Any streams in stream_handles that are not valid will be ignored.
- Parameters
stream_handles – The vector of streams to sync.
target_stream_handle – The stream to sync to.
sync_to_default_stream – If true, also synchronize the target stream to the default stream
- Returns
gxf_result_t GXF_SUCCESS if all streams were successfully synced.
-
gxf_result_t synchronize_streams(std::vector<cudaStream_t> cuda_streams, cudaStream_t target_stream, bool sync_to_default_stream = true)
Sync all streams in stream_handles with target_stream_handle.
Any streams in stream_handles that are not valid will be ignored.
- Parameters
cuda_streams – The vector of streams to sync.
target_stream – The stream to sync to.
sync_to_default_stream – If true, also synchronize the target stream to the default stream
- Returns
gxf_result_t GXF_SUCCESS if all streams were successfully synced.
-
cudaStream_t stream_from_stream_handle(CudaStreamHandle stream_handle)

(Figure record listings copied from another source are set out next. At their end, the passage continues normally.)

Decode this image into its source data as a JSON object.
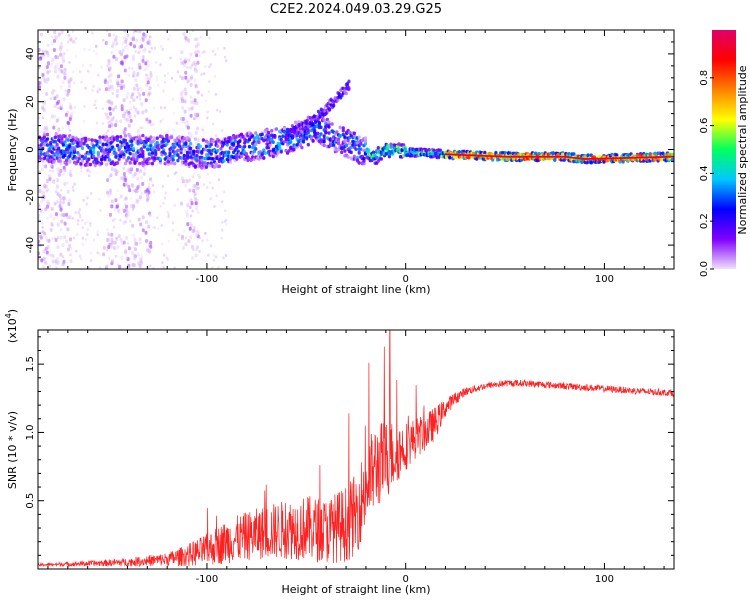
{
  "title": "C2E2.2024.049.03.29.G25",
  "chart_data": [
    {
      "type": "heatmap",
      "xlabel": "Height of straight line (km)",
      "ylabel": "Frequency (Hz)",
      "xlim": [
        -185,
        135
      ],
      "ylim": [
        -50,
        50
      ],
      "xticks": [
        -100,
        0,
        100
      ],
      "yticks": [
        -40,
        -20,
        0,
        20,
        40
      ],
      "colorbar": {
        "label": "Normalized spectral amplitude",
        "range": [
          0,
          1
        ],
        "ticks": [
          0.0,
          0.2,
          0.4,
          0.6,
          0.8
        ],
        "colors": [
          "#f0e0f8",
          "#8000ff",
          "#0000ff",
          "#00c8ff",
          "#00ff60",
          "#ffff00",
          "#ff8000",
          "#ff0000",
          "#e0006a"
        ]
      },
      "ridge": [
        {
          "x": -185,
          "y": 1
        },
        {
          "x": -160,
          "y": -1
        },
        {
          "x": -140,
          "y": 0
        },
        {
          "x": -120,
          "y": 0
        },
        {
          "x": -100,
          "y": -2
        },
        {
          "x": -80,
          "y": 1
        },
        {
          "x": -60,
          "y": 4
        },
        {
          "x": -45,
          "y": 9
        },
        {
          "x": -30,
          "y": 3
        },
        {
          "x": -15,
          "y": -3
        },
        {
          "x": -10,
          "y": 0
        },
        {
          "x": 0,
          "y": -1
        },
        {
          "x": 20,
          "y": -2
        },
        {
          "x": 50,
          "y": -3
        },
        {
          "x": 80,
          "y": -3
        },
        {
          "x": 90,
          "y": -4
        },
        {
          "x": 135,
          "y": -3
        }
      ],
      "upper_branch": [
        {
          "x": -60,
          "y": 6
        },
        {
          "x": -50,
          "y": 10
        },
        {
          "x": -40,
          "y": 17
        },
        {
          "x": -28,
          "y": 27
        }
      ],
      "noise_columns": [
        {
          "x_min": -185,
          "x_max": -168
        },
        {
          "x_min": -152,
          "x_max": -128
        },
        {
          "x_min": -113,
          "x_max": -104
        }
      ]
    },
    {
      "type": "line",
      "xlabel": "Height of straight line (km)",
      "ylabel": "SNR (10 * v/v)",
      "multiplier": "(x10⁴)",
      "multiplier_base": "(x10",
      "multiplier_exp": "4",
      "multiplier_close": ")",
      "xlim": [
        -185,
        135
      ],
      "ylim": [
        0,
        17500
      ],
      "xticks": [
        -100,
        0,
        100
      ],
      "yticks": [
        5000,
        10000,
        15000
      ],
      "yticklabels": [
        "0.5",
        "1.0",
        "1.5"
      ],
      "series": [
        {
          "color": "#ff2020",
          "x": [
            -185,
            -160,
            -140,
            -120,
            -110,
            -100,
            -90,
            -80,
            -70,
            -60,
            -50,
            -40,
            -30,
            -25,
            -20,
            -15,
            -10,
            -5,
            0,
            5,
            10,
            15,
            20,
            25,
            30,
            40,
            50,
            60,
            70,
            80,
            90,
            100,
            110,
            120,
            135
          ],
          "y": [
            300,
            400,
            500,
            700,
            1000,
            1400,
            2000,
            2400,
            2700,
            2900,
            3000,
            2800,
            3300,
            4000,
            6000,
            7500,
            8000,
            8500,
            9000,
            9600,
            10000,
            10700,
            11800,
            12500,
            13000,
            13400,
            13600,
            13600,
            13500,
            13400,
            13300,
            13200,
            13100,
            13000,
            12900
          ],
          "noise": [
            100,
            200,
            300,
            500,
            800,
            1200,
            1600,
            1800,
            2000,
            2200,
            2400,
            2400,
            2800,
            3000,
            3200,
            3200,
            3000,
            2400,
            1800,
            1500,
            1400,
            1200,
            700,
            450,
            300,
            250,
            250,
            250,
            250,
            250,
            250,
            250,
            250,
            250,
            250
          ]
        }
      ]
    }
  ]
}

Get the cudaStream_t value corresponding to a CudaStreamHandle.
- Parameters
cuda_stream_handle – The CudaStreamHandle
- Returns
The CUDA stream contained within the CudaStream object
-
expected<CudaStreamHandle, RuntimeError> stream_handle_from_stream(cudaStream_t stream)
Get the CudaStreamHandle corresponding to a cudaStream_t.
- Parameters
cuda_stream_handle – The CUDA stream
- Returns
GXF Handle to the CudaStream object if found, otherwise an unexpected is returned.
-
expected<gxf_uid_t, ErrorCode> get_output_stream_cid(const std::string &output_port_name)
Get the GXF component ID for any stream to be emitted on the specified output port.
- Parameters
output_port_name – The name of the output port
- Returns
expected<gxf_uid_t>
-
gxf_result_t streams_from_message(gxf_context_t context, const nvidia::gxf::Entity &message, const std::string &input_name)
Get the GXF component IDs for any events to be emitted on the specified output port.
- Parameters
output_port_name – The name of the output port
- Returns
expected<std::vector<gxf_uid_t>>
-
expected<CudaStreamHandle, RuntimeError> allocate_internal_stream(gxf_context_t context, const std::string &stream_name)
Allocate an internal CUDA stream and store it in the mapping for the given input port
- Parameters
context – The GXF context
port_name – The name of the input port
- Returns
GXF Handle to the allocated CudaStream component
-
gxf_result_t release_internal_streams(gxf_context_t context)
Release all internally allocated CUDA streams.
-
void clear_received_streams()
Retain the existing unordered_maps and vectors of received streams, but clear the contents.
This is used to refresh the state of the received streams before each
Operator::compute
call.